Fighting sexual trafficking
Fighting sexual trafficking
Today at UMN Thapathali office, we officially launched a research report on “Causes, Processes and Vulnerability of Sexual Trafficking in Nepal”, produced and published by UMN.
The event was graced by our special guest Ms. Anuradha Koirala, social activist and the founder and director of Maiti Nepal. Ms. Koirala and Secretary of Ministry of Women, Children and Social Welfare, Mr. Khaga Raj Baral who was the Chief Guest of the event, jointly launched the report.
UMN’s Liaison & Strategy Director, Sanu Raja Ranjit said, “UMN has prepared the report on an evidence based approach. It is an important day today as we present the findings. For prevention of this issue, we have to move forward in an innovative and proactive way.” He also took this opportunity to share with all about UMN’s history and work in Nepal.
Kabin Maharjan, Research and Learning Advisor of UMN, presented the findings of the report. He highlighted the objective of the research which was to identify and examine the vulnerable characteristics of female sex traffic survivors. Among the many research findings that Kabin presented at the event was why some individuals and groups are victimised and are at greater risk of being trafficked.
Mr. Khaga Raj Baral expressed, “Girls, women, even boys are trafficked. It is easy to say that it is mainly due to lack of awareness and education. There are so many awareness projects but it is difficult to really reach the target group. No matter how small our anti-trafficking efforts and activities are, it should reach where the need is.”

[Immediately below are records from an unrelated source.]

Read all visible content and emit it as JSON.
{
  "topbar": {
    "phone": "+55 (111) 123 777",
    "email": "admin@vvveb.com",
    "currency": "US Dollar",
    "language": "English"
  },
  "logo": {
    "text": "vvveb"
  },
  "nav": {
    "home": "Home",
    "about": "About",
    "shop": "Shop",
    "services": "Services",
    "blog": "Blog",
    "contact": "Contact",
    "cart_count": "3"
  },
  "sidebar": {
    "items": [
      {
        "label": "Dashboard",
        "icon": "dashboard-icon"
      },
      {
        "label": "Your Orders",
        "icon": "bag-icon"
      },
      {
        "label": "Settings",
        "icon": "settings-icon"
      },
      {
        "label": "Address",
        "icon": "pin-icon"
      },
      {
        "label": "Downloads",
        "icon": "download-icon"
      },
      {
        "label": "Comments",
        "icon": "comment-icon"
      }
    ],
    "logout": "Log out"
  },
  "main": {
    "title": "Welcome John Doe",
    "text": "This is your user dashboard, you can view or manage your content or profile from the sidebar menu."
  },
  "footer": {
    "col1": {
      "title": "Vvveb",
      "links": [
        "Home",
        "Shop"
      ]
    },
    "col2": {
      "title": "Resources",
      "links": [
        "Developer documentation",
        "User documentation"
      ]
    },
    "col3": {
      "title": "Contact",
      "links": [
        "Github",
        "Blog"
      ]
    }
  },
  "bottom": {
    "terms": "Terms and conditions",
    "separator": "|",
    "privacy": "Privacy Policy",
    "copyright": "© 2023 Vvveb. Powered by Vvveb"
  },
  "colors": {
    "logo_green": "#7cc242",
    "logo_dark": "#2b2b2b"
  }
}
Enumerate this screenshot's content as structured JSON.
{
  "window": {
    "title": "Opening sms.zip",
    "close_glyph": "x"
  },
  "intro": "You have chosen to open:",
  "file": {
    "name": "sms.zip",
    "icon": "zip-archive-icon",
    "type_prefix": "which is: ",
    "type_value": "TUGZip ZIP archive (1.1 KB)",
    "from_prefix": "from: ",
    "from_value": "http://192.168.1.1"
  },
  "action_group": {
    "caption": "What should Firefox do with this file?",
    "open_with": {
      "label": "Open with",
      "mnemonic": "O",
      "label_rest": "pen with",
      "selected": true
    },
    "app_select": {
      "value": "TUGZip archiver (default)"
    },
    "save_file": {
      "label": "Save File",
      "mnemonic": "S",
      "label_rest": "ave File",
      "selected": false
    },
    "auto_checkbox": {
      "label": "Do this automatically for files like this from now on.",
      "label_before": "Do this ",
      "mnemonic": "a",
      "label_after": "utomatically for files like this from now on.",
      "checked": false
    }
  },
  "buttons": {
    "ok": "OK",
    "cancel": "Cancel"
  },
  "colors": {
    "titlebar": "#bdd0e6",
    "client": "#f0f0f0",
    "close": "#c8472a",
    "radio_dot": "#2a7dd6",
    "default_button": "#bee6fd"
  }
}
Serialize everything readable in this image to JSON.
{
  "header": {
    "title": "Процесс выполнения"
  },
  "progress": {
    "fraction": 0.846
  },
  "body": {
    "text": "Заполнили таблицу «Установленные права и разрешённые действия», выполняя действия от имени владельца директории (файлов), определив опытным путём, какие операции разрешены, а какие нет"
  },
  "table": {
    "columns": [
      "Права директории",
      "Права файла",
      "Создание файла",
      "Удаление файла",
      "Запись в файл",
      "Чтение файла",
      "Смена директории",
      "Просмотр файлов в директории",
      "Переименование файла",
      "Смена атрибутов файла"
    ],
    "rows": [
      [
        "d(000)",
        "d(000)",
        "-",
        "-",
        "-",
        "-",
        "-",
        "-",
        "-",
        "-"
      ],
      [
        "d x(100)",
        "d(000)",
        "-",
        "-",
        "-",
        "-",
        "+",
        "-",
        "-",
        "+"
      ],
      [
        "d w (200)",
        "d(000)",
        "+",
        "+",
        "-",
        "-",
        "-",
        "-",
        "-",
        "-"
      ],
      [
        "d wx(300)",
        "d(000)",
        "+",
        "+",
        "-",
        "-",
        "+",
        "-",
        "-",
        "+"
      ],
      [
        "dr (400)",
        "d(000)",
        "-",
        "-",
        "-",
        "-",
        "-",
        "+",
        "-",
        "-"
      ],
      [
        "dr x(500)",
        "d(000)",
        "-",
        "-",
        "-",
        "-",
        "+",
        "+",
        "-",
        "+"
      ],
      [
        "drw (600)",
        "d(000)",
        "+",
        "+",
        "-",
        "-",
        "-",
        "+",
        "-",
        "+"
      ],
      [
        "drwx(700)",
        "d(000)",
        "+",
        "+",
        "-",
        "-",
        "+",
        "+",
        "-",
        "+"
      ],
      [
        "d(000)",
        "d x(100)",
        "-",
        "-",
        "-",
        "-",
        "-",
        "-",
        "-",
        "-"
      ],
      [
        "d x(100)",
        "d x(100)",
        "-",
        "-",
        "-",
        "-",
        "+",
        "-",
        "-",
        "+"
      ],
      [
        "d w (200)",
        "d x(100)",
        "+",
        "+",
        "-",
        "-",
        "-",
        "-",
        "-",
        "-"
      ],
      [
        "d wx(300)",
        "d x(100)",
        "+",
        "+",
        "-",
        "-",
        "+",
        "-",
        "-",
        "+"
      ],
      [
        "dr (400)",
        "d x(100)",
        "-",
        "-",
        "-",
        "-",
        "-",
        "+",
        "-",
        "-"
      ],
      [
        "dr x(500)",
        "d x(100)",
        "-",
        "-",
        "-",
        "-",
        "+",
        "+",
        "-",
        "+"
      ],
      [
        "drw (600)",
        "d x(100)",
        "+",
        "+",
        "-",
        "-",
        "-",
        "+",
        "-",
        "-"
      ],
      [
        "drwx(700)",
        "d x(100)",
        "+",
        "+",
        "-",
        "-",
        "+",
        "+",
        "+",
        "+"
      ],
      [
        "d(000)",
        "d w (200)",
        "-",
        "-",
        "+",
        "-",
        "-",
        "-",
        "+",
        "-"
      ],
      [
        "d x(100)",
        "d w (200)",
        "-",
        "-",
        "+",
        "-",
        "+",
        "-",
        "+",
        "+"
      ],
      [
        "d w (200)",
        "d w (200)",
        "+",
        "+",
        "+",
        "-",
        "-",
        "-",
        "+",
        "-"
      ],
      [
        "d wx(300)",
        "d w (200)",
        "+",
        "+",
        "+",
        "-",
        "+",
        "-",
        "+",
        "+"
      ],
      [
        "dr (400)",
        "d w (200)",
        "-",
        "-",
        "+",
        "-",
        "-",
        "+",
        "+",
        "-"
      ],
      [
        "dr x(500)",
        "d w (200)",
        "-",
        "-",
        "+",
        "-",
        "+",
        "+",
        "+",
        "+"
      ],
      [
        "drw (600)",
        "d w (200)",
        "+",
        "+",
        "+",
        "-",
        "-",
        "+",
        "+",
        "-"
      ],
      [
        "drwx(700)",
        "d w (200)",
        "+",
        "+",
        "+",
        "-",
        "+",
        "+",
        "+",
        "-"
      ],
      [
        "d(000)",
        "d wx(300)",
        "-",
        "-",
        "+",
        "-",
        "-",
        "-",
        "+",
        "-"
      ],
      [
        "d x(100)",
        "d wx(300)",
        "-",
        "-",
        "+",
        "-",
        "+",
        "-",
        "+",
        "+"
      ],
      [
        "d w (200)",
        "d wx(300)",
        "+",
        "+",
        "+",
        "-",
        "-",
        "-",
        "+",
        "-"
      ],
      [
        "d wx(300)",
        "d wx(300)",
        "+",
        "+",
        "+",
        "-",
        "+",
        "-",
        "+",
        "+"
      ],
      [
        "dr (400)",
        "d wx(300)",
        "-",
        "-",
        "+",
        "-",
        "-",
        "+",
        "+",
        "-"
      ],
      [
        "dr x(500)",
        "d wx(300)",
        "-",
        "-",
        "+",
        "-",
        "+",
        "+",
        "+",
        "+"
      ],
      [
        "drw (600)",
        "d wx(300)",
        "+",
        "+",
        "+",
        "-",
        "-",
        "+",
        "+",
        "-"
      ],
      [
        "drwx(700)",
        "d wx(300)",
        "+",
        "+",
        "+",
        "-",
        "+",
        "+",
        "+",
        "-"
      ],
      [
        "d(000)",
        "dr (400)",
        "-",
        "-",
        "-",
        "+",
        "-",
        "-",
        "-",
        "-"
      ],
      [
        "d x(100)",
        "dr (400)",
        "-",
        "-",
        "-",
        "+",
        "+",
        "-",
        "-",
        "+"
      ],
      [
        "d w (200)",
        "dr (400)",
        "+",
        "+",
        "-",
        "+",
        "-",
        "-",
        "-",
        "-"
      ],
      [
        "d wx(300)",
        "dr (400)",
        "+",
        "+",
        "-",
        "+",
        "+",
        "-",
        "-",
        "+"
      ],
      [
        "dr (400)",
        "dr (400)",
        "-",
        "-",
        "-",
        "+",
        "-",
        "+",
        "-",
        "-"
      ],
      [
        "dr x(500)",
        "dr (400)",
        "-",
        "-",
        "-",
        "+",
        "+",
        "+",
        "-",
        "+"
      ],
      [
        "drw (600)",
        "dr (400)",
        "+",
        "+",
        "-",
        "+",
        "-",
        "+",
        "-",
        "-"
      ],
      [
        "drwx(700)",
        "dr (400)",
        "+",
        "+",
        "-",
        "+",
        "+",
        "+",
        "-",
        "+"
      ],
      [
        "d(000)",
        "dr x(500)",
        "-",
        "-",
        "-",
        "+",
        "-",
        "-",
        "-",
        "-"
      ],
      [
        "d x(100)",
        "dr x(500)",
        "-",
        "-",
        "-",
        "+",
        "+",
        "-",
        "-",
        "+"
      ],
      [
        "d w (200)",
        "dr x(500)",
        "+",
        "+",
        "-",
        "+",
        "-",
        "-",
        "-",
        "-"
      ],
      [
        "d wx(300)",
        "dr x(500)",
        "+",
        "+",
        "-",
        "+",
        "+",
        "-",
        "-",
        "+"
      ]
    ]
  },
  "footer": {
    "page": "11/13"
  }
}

Thanking UMN, Ms. Anuradha Koirala shared her view: “The trafficker may be a known or an unknown person, the families are always lured with a promise of a job. Trafficking not only occurs cross border or abroad but is happening even within the country. Awareness is important and the message should go out correctly. We should also implement these findings by working together with concerned partners. The work should be replicated and not duplicated. For that, mapping should be done so that we can reach out effectively and strongly to areas where help is needed.”
UMN would also like to thank representatives of other organisations working on trafficking issues who showed support by their valuable presence in today’s event.